Abstract High grade gliomas are devastating diseases. In the pediatric population, diffuse midline gliomas with the H3K27M mutation (H3K27M DMG) are the most aggressive primary malignant brain tumors. With no effective therapies available, children typically succumb to disease within one year of diagnosis. In adults, glioblastoma (GBM) remains a death sentence despite standard clinical care.
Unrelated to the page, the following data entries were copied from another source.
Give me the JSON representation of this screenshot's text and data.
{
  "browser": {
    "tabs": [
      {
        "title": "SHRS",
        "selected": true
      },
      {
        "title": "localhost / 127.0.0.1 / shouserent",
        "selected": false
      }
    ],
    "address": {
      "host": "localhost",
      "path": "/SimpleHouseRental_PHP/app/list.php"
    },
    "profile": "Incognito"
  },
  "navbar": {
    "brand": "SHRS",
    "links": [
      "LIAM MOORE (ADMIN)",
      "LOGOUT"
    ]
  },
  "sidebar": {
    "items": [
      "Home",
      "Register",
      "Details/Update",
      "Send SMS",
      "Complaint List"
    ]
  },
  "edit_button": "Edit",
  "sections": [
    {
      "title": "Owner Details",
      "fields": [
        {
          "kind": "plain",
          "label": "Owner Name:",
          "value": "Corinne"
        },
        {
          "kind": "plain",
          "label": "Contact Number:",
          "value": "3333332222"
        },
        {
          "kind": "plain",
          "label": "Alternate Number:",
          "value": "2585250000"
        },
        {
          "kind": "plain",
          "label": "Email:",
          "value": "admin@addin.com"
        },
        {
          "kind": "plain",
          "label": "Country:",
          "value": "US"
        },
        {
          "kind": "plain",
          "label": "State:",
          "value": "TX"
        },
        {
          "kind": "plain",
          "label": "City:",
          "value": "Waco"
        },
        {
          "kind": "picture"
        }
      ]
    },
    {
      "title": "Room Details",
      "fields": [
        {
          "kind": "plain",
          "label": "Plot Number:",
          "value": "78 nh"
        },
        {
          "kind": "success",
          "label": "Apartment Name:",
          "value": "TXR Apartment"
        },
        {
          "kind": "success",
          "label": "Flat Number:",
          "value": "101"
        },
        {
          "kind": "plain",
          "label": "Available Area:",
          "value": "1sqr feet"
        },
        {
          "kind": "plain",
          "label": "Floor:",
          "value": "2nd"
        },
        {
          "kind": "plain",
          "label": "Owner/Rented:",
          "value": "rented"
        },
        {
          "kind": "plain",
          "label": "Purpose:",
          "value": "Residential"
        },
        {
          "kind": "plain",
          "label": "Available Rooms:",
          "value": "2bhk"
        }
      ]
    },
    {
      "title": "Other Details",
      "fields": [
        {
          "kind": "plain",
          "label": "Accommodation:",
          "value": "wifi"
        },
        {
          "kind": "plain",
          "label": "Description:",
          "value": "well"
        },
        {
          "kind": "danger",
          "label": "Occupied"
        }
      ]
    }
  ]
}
Therefore, effective therapies for these tumors remain one of the most urgent and unmet needs in modern medicine. Interleukin 13 receptor subunit alpha 2 (IL-13Rα2) is a cell-surface transmembrane protein upregulated in H3K27M DMG and GBM versus normal brain tissue, posing a potentially promising therapeutic target for both tumors. In this study, we investigated the pharmacological effects of a novel peptide-toxin conjugate, IL13.E13K-PE4E (also known as GB-13), that contains a targeting moiety designed to bind IL-13Rα2 with high specificity and a point-mutant cytotoxic domain derived from Pseudomonas exotoxin A. We demonstrated that IL13.E13K-PE4E was a potent killer of cultured H3K27M DMG and GBM cells in vitro. Intratumoral administration of IL13.E13K-PE4E via convection-enhanced delivery (CED) decreased tumor burden and prolonged survival in both H3K27M DMG and GBM murine xenograft models. Furthermore, we observed enhanced drug tissue retention and volume of distribution after CED, suggesting IL13.E13K-PE4E is capable of covering the target area and remaining at the site of infusion long enough to impart therapeutic effects. In summary, administration of IL13.E13K-PE4E demonstrated a potent pharmacological response in H3K27M DMG and GBM models both in vitro and in vivo in a manner strongly associated with IL13Rα2 expression, underscoring the potential of IL13Rα2 targeted therapy in a subset of these tumors.